Por qué esto es relevante ahora
Desde la ley neerlandesa del entorno (Omgevingswet, 2024), la participación es obligatoria por ley en muchos casos, con un deber de notificación y de motivación: hay que anunciar de antemano cómo se organiza la participación y, después, motivar qué se ha hecho con las aportaciones recibidas. Ese deber de motivación toca exactamente la distinción que hizo Arnstein. Organizar una reunión informativa y levantar acta cumple la letra de "hacer algo", pero no dice nada sobre si la aportación influyó realmente en la decisión. La ley pide rendir cuentas de lo que ocurrió después de recoger las aportaciones. Ahí es precisamente donde se esconde el tokenismo.
La conexión con los factores de éxito
Una investigación sobre factores críticos de éxito (ranking CSF, 2023, estudio de un solo país, N=89) sitúa la identificación de las partes interesadas, una misión compartida y la comunicación con retroalimentación entre los tres primeros puestos. Fíjese en la palabra "con": no comunicación unidireccional, sino comunicación en la que la aportación demostrablemente produce un efecto. Esa es exactamente la distinción de Arnstein entre consultar (se pregunta algo y luego no se hace nada más con ello) y los peldaños donde el poder realmente se desplaza.
Este ranking no es una prueba causal (un único estudio, un solo país, una muestra limitada), pero es una señal consistente de que los momentos informativos aislados, sin bucle de retroalimentación, aportan poco. Una investigación complementaria sobre el efecto de la participación de las partes interesadas en el éxito del proyecto (un estudio SEM de 2023, N=365) encuentra un efecto directo positivo significativo. También esto es una señal demostrable, no una garantía, pero apunta en la misma dirección: una implicación que va más allá de informar se asocia con mejores resultados.
Cómo reconocer el tokenismo en su propio enfoque
Tres preguntas que revelan rápidamente en qué peldaño de la escalera se encuentra:
- ¿Puede nombrar una decisión que cambió gracias a la aportación de las partes interesadas? Si no, probablemente esté en el nivel de consulta o de aplacamiento, no más arriba.
- ¿Saben las propias partes interesadas qué se hizo con su aportación? La retroalimentación es la bisagra entre informar y participar. Sin retroalimentación, nadie puede comprobar si algo cambió realmente.
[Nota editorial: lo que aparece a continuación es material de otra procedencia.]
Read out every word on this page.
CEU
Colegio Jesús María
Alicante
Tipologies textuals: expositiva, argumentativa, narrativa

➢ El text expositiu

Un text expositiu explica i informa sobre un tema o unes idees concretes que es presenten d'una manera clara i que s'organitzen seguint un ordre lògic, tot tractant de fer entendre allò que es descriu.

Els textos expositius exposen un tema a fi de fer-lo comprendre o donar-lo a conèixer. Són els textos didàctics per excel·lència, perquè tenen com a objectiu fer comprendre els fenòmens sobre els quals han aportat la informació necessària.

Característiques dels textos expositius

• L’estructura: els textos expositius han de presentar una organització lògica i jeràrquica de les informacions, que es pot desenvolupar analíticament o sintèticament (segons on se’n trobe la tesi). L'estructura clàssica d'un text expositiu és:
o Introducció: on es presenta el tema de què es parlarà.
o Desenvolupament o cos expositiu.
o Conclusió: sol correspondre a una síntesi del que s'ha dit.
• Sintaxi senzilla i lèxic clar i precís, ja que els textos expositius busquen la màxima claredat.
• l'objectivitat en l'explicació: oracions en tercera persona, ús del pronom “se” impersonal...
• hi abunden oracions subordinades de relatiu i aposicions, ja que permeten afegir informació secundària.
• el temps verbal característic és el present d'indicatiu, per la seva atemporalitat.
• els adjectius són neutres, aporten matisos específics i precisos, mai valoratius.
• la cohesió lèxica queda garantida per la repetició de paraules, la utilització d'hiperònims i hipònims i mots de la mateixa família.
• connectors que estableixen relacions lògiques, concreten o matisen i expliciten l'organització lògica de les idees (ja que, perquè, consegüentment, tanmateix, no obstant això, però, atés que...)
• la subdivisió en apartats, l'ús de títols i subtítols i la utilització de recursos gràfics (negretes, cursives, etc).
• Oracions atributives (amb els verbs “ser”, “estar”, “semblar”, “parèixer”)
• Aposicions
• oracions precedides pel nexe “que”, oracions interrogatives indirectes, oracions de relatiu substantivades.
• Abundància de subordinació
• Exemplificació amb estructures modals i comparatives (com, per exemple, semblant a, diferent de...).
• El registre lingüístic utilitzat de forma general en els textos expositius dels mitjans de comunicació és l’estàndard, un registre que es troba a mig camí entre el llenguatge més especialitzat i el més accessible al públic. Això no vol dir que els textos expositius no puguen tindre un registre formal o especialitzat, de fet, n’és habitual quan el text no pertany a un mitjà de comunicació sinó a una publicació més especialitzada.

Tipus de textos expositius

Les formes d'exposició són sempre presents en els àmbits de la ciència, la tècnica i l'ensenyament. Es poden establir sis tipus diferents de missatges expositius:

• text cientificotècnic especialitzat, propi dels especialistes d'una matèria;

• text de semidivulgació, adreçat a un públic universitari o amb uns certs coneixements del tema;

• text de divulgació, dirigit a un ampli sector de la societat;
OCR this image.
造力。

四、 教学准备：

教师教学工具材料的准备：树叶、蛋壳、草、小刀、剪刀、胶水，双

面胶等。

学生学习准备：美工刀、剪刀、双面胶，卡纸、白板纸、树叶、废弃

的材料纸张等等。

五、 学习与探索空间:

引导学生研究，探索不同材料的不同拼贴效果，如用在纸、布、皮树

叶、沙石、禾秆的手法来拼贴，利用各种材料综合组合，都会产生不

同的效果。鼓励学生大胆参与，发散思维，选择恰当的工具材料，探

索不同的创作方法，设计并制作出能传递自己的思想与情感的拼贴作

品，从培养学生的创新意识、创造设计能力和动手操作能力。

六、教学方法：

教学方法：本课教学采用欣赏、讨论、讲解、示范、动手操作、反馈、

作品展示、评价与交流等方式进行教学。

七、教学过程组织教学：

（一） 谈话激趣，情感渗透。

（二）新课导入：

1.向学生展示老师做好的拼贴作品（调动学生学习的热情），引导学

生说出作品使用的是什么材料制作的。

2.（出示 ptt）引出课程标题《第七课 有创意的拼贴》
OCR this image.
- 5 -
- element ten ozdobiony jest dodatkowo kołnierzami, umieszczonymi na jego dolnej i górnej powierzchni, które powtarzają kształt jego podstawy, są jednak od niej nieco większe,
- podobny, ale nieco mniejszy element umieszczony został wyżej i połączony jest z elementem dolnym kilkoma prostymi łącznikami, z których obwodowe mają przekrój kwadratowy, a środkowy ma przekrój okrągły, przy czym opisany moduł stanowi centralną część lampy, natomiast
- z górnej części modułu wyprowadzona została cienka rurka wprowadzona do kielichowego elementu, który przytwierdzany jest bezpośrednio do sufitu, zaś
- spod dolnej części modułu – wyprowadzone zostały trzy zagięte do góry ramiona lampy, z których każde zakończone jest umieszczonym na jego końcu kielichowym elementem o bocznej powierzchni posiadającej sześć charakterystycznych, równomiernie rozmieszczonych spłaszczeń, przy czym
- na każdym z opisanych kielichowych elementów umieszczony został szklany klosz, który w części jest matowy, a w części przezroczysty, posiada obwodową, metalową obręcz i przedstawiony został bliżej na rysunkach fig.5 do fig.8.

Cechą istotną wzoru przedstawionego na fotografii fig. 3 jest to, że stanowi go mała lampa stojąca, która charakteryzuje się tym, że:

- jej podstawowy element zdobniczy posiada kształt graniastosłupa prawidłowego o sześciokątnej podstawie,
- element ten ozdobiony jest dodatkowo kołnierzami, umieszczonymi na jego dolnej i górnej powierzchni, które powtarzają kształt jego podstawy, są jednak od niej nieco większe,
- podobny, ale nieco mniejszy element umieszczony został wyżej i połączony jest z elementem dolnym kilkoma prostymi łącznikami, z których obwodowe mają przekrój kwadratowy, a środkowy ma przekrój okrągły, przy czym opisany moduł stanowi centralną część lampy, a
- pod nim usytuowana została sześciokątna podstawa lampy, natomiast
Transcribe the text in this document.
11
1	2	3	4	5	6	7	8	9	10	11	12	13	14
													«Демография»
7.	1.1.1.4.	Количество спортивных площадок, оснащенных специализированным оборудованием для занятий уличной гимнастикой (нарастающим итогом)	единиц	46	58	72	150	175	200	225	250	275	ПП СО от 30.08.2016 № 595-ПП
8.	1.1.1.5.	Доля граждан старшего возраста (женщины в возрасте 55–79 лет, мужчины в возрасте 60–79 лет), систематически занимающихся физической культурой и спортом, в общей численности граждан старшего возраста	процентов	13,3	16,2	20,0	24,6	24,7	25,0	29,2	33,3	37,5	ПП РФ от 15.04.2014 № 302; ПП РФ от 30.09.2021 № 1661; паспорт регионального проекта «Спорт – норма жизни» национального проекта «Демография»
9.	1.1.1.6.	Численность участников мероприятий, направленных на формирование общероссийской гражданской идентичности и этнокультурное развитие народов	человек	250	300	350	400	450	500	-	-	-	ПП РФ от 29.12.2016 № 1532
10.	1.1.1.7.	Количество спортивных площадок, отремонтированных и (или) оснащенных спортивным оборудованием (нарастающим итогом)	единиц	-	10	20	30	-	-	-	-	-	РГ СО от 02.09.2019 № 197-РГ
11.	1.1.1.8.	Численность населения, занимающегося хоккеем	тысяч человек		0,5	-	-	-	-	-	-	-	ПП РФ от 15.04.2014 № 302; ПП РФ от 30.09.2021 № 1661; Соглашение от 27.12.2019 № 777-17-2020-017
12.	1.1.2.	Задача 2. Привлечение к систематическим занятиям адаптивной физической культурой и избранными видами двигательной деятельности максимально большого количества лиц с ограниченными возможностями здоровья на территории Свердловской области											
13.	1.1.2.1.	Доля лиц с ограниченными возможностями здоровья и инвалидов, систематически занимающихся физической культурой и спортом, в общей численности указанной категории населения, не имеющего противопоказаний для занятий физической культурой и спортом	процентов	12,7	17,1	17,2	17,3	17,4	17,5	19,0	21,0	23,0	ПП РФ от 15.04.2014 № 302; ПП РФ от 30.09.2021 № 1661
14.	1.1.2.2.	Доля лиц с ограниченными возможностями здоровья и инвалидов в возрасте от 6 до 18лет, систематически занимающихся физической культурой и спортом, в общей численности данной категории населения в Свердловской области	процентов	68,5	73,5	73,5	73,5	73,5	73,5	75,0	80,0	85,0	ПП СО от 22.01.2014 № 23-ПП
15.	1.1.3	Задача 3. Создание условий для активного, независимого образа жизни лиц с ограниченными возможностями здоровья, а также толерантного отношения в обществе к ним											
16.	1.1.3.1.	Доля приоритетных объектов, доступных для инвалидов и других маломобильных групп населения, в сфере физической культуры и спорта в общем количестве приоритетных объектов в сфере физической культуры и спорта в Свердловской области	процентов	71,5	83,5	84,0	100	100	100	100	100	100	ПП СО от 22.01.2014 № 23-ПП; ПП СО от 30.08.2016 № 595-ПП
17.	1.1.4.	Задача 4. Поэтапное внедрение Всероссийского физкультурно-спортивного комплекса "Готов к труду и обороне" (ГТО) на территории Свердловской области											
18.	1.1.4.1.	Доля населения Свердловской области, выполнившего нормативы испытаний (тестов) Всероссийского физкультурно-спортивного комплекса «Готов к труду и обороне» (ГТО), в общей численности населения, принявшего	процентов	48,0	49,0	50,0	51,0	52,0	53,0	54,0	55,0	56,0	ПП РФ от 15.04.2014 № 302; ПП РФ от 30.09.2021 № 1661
- ¿Hay un momento en que las partes interesadas codeciden, no solo copinan? Esto no tiene que aplicarse en todas partes (algunos temas no se prestan al poder delegado), pero sepa en qué peldaño elige situarse deliberadamente, en lugar de dejar que lo decida el azar.
Ser honesto sobre dónde se está
El valor de la escalera de Arnstein no está en sugerir que siempre hay que subir hasta el peldaño más alto. Para muchos proyectos, consultar es una elección deliberada y defendible. El problema surge cuando una organización reconvierte "informar" en "hemos hecho participar" sin que nada haya cambiado realmente. Esa honestidad, nombrar en qué peldaño se está y por qué, es exactamente lo que pide el deber de motivación, y exactamente lo que eleva un enfoque de ad hoc a maduro.